Easter Sunday. A kid from the Cypress neighborhood in Orange lounges just outside his apartment building where a huge, sprawling mural by influential Chicano artist Emigdio Vasquez is painted on the exterior walls. Bring in the sirens and the Orange PD. Minutes later, you have an arrest. The crime? The teen was standing in front of artwork that the Orange PD and DA's office claim promotes, glamorizes and inspires gang violence. And because the teen was recently added to a preliminary gang injunction issued against alleged gang members of the Orange Varrio Cypress (OVC) gang, standing where he was standing outside his home and in front of a critically acclaimed piece of art, is now illegal, according to the terms of the injunction. (The friend he was with is not named in the injunction).

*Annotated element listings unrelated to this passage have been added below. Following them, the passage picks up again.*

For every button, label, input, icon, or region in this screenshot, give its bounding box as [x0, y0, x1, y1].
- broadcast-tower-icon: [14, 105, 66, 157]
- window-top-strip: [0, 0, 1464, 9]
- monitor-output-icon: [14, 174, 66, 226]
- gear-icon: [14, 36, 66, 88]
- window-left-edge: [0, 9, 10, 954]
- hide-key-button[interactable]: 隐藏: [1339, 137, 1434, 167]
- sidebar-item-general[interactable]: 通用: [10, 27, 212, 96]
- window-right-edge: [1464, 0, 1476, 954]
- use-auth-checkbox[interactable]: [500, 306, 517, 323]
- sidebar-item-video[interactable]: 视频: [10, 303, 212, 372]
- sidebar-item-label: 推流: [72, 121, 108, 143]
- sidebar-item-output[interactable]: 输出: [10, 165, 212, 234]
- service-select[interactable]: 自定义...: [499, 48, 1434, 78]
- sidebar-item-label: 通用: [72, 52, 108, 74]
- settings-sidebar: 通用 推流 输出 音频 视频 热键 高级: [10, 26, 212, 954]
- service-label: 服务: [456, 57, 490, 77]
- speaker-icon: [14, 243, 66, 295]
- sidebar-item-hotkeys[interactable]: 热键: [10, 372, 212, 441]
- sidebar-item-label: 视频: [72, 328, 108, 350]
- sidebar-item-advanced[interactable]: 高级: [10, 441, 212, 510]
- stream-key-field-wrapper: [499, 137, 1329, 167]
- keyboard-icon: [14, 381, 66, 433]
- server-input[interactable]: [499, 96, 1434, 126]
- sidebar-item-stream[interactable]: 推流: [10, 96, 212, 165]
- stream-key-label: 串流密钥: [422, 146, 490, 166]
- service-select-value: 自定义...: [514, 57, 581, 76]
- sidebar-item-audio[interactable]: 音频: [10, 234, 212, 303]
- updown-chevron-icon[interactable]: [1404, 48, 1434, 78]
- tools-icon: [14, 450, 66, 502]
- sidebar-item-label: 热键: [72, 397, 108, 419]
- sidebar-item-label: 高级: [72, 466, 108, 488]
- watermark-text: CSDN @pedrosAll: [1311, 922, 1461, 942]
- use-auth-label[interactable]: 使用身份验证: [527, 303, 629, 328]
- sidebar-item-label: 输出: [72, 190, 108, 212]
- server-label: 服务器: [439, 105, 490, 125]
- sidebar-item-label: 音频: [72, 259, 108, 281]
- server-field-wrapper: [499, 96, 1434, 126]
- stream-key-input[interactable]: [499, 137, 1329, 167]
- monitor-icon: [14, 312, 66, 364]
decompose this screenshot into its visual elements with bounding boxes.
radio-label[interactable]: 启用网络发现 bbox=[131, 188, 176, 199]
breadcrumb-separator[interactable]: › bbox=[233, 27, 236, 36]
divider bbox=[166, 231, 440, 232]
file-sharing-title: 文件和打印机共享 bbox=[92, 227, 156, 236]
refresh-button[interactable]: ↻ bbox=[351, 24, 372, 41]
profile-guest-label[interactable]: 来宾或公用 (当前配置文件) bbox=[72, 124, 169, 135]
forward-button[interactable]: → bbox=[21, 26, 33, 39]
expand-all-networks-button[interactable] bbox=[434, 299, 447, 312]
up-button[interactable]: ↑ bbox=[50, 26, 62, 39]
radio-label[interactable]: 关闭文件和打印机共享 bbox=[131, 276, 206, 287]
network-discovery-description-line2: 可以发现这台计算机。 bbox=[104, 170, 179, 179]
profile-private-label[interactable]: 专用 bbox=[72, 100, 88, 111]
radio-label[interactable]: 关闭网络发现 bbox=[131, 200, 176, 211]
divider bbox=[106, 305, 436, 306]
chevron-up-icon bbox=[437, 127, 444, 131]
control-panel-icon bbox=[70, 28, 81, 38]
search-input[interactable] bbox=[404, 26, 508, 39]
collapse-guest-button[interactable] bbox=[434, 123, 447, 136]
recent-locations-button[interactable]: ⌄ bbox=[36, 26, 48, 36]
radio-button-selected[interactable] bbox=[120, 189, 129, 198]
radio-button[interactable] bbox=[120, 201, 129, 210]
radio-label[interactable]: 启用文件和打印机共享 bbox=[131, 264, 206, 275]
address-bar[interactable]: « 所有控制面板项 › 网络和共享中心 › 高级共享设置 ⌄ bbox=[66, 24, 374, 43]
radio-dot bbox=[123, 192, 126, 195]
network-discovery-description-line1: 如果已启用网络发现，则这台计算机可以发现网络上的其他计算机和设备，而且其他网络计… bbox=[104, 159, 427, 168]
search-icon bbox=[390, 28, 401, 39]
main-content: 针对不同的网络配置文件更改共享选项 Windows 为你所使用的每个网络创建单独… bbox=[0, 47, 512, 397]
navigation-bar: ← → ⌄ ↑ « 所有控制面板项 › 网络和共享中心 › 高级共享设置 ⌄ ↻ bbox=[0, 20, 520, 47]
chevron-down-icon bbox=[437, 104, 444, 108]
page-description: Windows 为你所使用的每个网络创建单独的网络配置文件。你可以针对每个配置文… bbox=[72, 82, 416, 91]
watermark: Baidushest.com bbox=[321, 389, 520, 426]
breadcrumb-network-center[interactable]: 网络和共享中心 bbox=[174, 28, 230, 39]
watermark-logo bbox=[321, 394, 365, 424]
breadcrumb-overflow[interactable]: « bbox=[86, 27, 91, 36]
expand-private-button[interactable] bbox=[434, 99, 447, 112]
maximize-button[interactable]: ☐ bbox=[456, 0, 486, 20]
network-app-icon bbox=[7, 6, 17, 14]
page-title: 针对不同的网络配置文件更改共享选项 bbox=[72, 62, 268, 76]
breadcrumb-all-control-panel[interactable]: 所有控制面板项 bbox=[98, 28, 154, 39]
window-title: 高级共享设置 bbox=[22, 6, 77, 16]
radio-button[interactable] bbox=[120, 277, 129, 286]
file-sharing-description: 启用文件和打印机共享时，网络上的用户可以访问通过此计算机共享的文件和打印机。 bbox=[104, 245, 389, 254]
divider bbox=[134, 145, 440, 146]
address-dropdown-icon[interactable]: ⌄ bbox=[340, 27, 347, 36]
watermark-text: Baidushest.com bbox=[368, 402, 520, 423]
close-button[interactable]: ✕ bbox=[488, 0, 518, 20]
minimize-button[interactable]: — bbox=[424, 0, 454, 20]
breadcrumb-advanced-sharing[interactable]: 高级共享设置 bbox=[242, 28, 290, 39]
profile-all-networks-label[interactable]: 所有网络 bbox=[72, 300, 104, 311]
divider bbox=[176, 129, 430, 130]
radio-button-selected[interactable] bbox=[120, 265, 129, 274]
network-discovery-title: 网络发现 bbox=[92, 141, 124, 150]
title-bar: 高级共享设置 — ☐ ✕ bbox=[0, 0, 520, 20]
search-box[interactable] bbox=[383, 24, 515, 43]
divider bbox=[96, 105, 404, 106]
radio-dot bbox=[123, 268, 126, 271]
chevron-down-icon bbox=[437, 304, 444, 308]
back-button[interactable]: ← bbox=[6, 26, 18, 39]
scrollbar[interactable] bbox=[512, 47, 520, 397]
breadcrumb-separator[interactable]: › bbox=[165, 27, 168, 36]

On Monday, his mother spent the entire day in juvenile court (although the injunction is a civil lawsuit, once someone is caught violating its terms, they are sent to criminal court), fighting to get her son — who had never been arrested in his life — out of juvenile hall. A judge finally heard her case and agreed to let her son go, urging that he just “stay away from the mural.” A tricky thing given that the mural sits right outside the kid's home, and has nothing to do with gang violence, says Emigdio Vasquez.
Neighbors in the area have erupted in protest since the injunction was served in late February. Parents, community members and defendants have vowed to fight what they say are extreme terms (such as the mural ban, for example) of this latest effort by the DA's office to clamp down on a neighborhood they say is mired in gang violence.